Andy Powell has a post over on the eFoundations blog about some metadata guidelines he and Pete Johnston are working on for the UK Resource Discovery Taskforce. I got to rambling in a text area on his blog, but I guess I wrote too much, or included too many external URLs, so I couldn’t post it in the end. So I thought I’d just post it here, and let trackback do the rest.

So uh, please s/you/Andy/g in your head as you are reading this …

A bit of healthy skepticism, from a 15-year vantage point is definitely warranted. Bearing in mind that often times its hard to move things forward without taking a few risks. I imagine constrained fiscal resources could also be a catalyst to improving access to data flows that cultural heritage institutions participate in, or want to participate in. I wonder if it would be useful to factor in the money that organizations can save by working together better?

As I’ve heard you argue persuasively in the past, the success of the WWW as a platform for delivery of information is hard to argue with. One of the things that the WWW did right (from the beginning) was focus the technology on people actually doing stuff…in their browsers. It seems really important to make sure whatever this metadata is, that users of the Web will see it (somehow) and will be able to use it. Ian Davis’ points in Is the Semantic Web Destined to be a Shadow are still very relevant today I think.

My friend Dan Krech calls this an “alignment problem”. So I was really pleased to see this in the vision document:

Agreed core standards for metadata for
the physical objects and digital objects in
aggregations ensuring the aggregations
are open to all major search engines

Aligning with the web is a good goal to have. Relatively recent service offerings from Google and Facebook indicate their increased awareness of the utility of metadata to their users. And publishers are recognizing how important they are for getting their stuff before more eyes. It’s a kind of virtuous cycle I hope.

This must feel like it has been a long time in coming for you and Pete. Google’s approach encourages a few different mechanisms: RDFa, Microdata and Microformats. Similarly, Google Scholar parses a handful of metadata vocabularies present in the HTML head element. The web is a big place to align with I guess.

I imagine there will be hurdles to get over, but I wonder if your task-force could tap into this virtuous cycle. For example it would be great if cultural heritage data could be aggregated using techniques that big Search companies also use: e.g. RDFa, microformats and microdata; and sitemaps and Atom for updates. This would assume a couple things: publishers could allow (and support) crawling, and that it would be possible to build aggregator services to do the crawling. An important step would be releasing the aggregated content in an open way too. This seems to be an approach that is very similar to what I’ve heard Europeana is doing…which may be something else to align with.

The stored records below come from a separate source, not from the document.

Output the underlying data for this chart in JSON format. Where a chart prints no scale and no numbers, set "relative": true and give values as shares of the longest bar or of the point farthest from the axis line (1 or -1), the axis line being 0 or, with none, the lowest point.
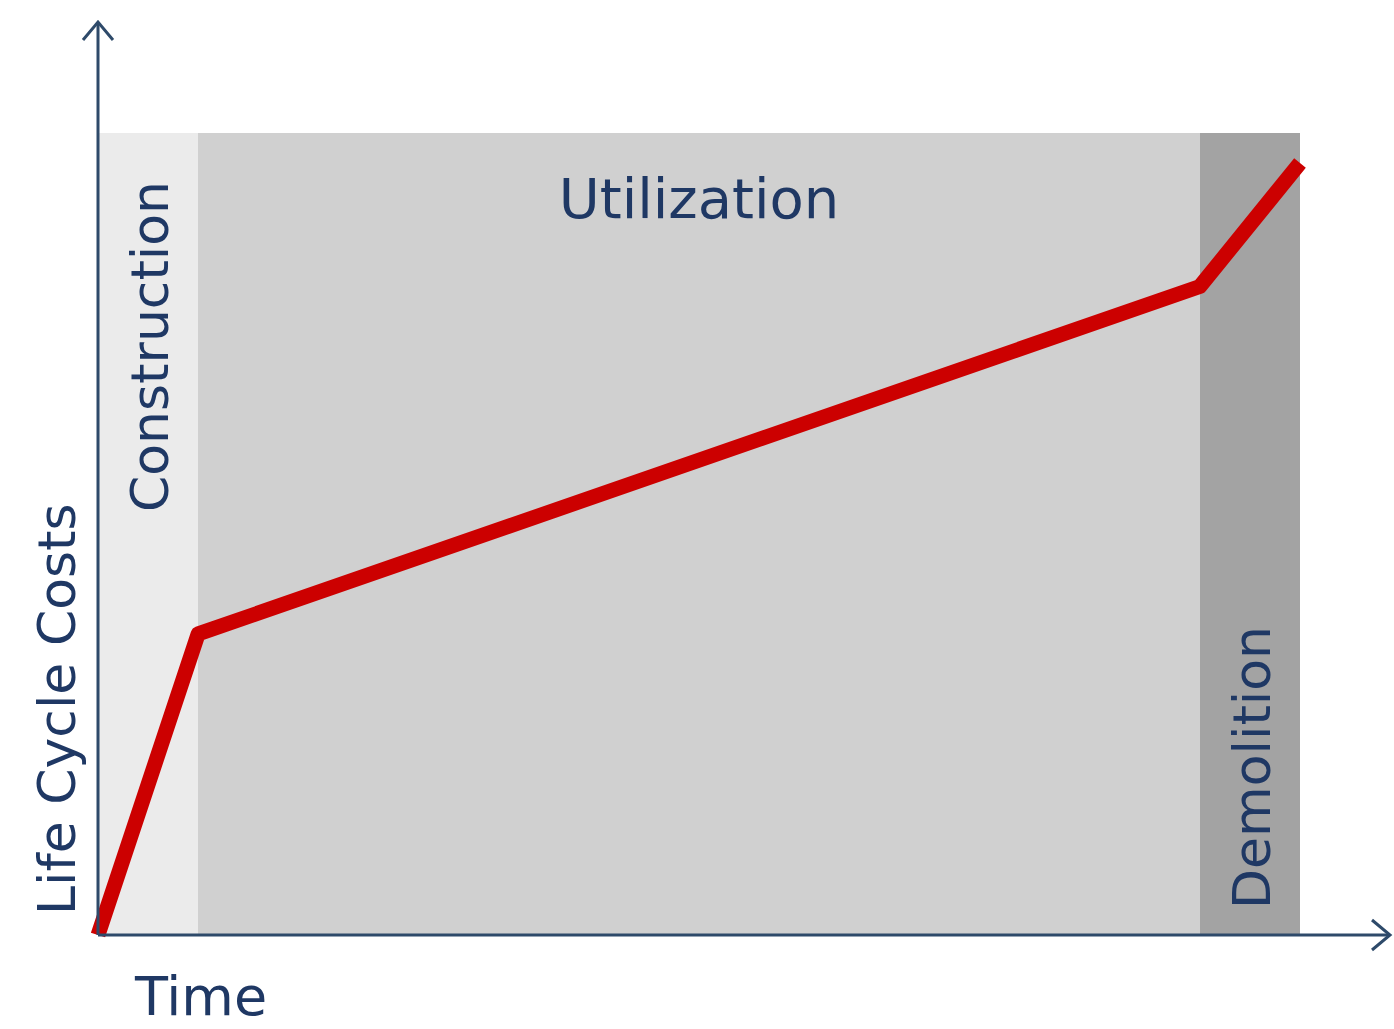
{
  "chart_data": {
    "type": "line",
    "xlabel": "Time",
    "ylabel": "Life Cycle Costs",
    "relative": true,
    "line_style": "solid",
    "categories": [
      null,
      null,
      null,
      null,
      null,
      null,
      null,
      null,
      null,
      null,
      null,
      null,
      null
    ],
    "series": [
      {
        "color": "#cc0000",
        "values": [
          0,
          0.39,
          null,
          null,
          null,
          null,
          null,
          null,
          null,
          null,
          null,
          0.84,
          1
        ]
      }
    ],
    "annotations": [
      "Construction",
      "Utilization",
      "Demolition"
    ]
  }
}
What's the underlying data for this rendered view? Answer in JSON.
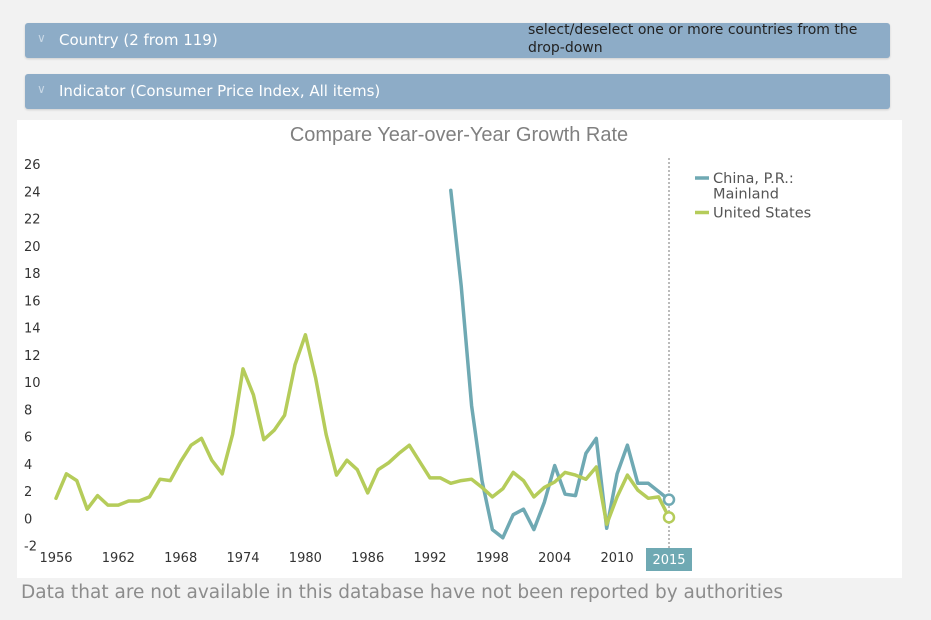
{
  "controls": {
    "country_label": "Country (2 from 119)",
    "indicator_label": "Indicator (Consumer Price Index, All items)",
    "hint": "select/deselect one or more countries from the drop-down",
    "chevron_icon": "chevron-down-icon"
  },
  "footnote": "Data that are not available in this database have not been reported by authorities",
  "colors": {
    "china": "#6fa9b3",
    "us": "#b5cc5a",
    "badge": "#6fa9b3"
  },
  "chart_data": {
    "type": "line",
    "title": "Compare Year-over-Year Growth Rate",
    "xlabel": "",
    "ylabel": "",
    "xlim": [
      1956,
      2015
    ],
    "ylim": [
      -2,
      26
    ],
    "xticks": [
      "1956",
      "1962",
      "1968",
      "1974",
      "1980",
      "1986",
      "1992",
      "1998",
      "2004",
      "2010"
    ],
    "yticks": [
      "-2",
      "0",
      "2",
      "4",
      "6",
      "8",
      "10",
      "12",
      "14",
      "16",
      "18",
      "20",
      "22",
      "24",
      "26"
    ],
    "highlight_year": "2015",
    "legend_position": "right",
    "series": [
      {
        "name": "China, P.R.: Mainland",
        "legend_lines": [
          "China, P.R.:",
          "Mainland"
        ],
        "color": "#6fa9b3",
        "x": [
          1994,
          1995,
          1996,
          1997,
          1998,
          1999,
          2000,
          2001,
          2002,
          2003,
          2004,
          2005,
          2006,
          2007,
          2008,
          2009,
          2010,
          2011,
          2012,
          2013,
          2014,
          2015
        ],
        "values": [
          24.1,
          17.1,
          8.3,
          2.8,
          -0.8,
          -1.4,
          0.3,
          0.7,
          -0.8,
          1.2,
          3.9,
          1.8,
          1.7,
          4.8,
          5.9,
          -0.7,
          3.3,
          5.4,
          2.6,
          2.6,
          2.0,
          1.4
        ]
      },
      {
        "name": "United States",
        "legend_lines": [
          "United States"
        ],
        "color": "#b5cc5a",
        "x": [
          1956,
          1957,
          1958,
          1959,
          1960,
          1961,
          1962,
          1963,
          1964,
          1965,
          1966,
          1967,
          1968,
          1969,
          1970,
          1971,
          1972,
          1973,
          1974,
          1975,
          1976,
          1977,
          1978,
          1979,
          1980,
          1981,
          1982,
          1983,
          1984,
          1985,
          1986,
          1987,
          1988,
          1989,
          1990,
          1991,
          1992,
          1993,
          1994,
          1995,
          1996,
          1997,
          1998,
          1999,
          2000,
          2001,
          2002,
          2003,
          2004,
          2005,
          2006,
          2007,
          2008,
          2009,
          2010,
          2011,
          2012,
          2013,
          2014,
          2015
        ],
        "values": [
          1.5,
          3.3,
          2.8,
          0.7,
          1.7,
          1.0,
          1.0,
          1.3,
          1.3,
          1.6,
          2.9,
          2.8,
          4.2,
          5.4,
          5.9,
          4.3,
          3.3,
          6.2,
          11.0,
          9.1,
          5.8,
          6.5,
          7.6,
          11.3,
          13.5,
          10.3,
          6.2,
          3.2,
          4.3,
          3.6,
          1.9,
          3.6,
          4.1,
          4.8,
          5.4,
          4.2,
          3.0,
          3.0,
          2.6,
          2.8,
          2.9,
          2.3,
          1.6,
          2.2,
          3.4,
          2.8,
          1.6,
          2.3,
          2.7,
          3.4,
          3.2,
          2.9,
          3.8,
          -0.4,
          1.6,
          3.2,
          2.1,
          1.5,
          1.6,
          0.1
        ]
      }
    ]
  }
}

I like the idea of your recommendations providing a sliding scale, for people to get their feet wet in providing some basic information, and then work their way up to the harder stuff. Staying focused on what sorts of services moving up the scale provides seems to be key. Part of the vision document mentions that the services are intended for staff. There is definitely a need for administrators to manage these systems (I often wonder what sort of white-listing functionality Google employs with its Rich Snippets service to avoid spam). But keeping the ultimate users of this information in mind is really important.

Finally I’m a bit curious about the use of ‘aggregations’ in the RLUK vision. Is that some OAI-ORE terminology percolating through?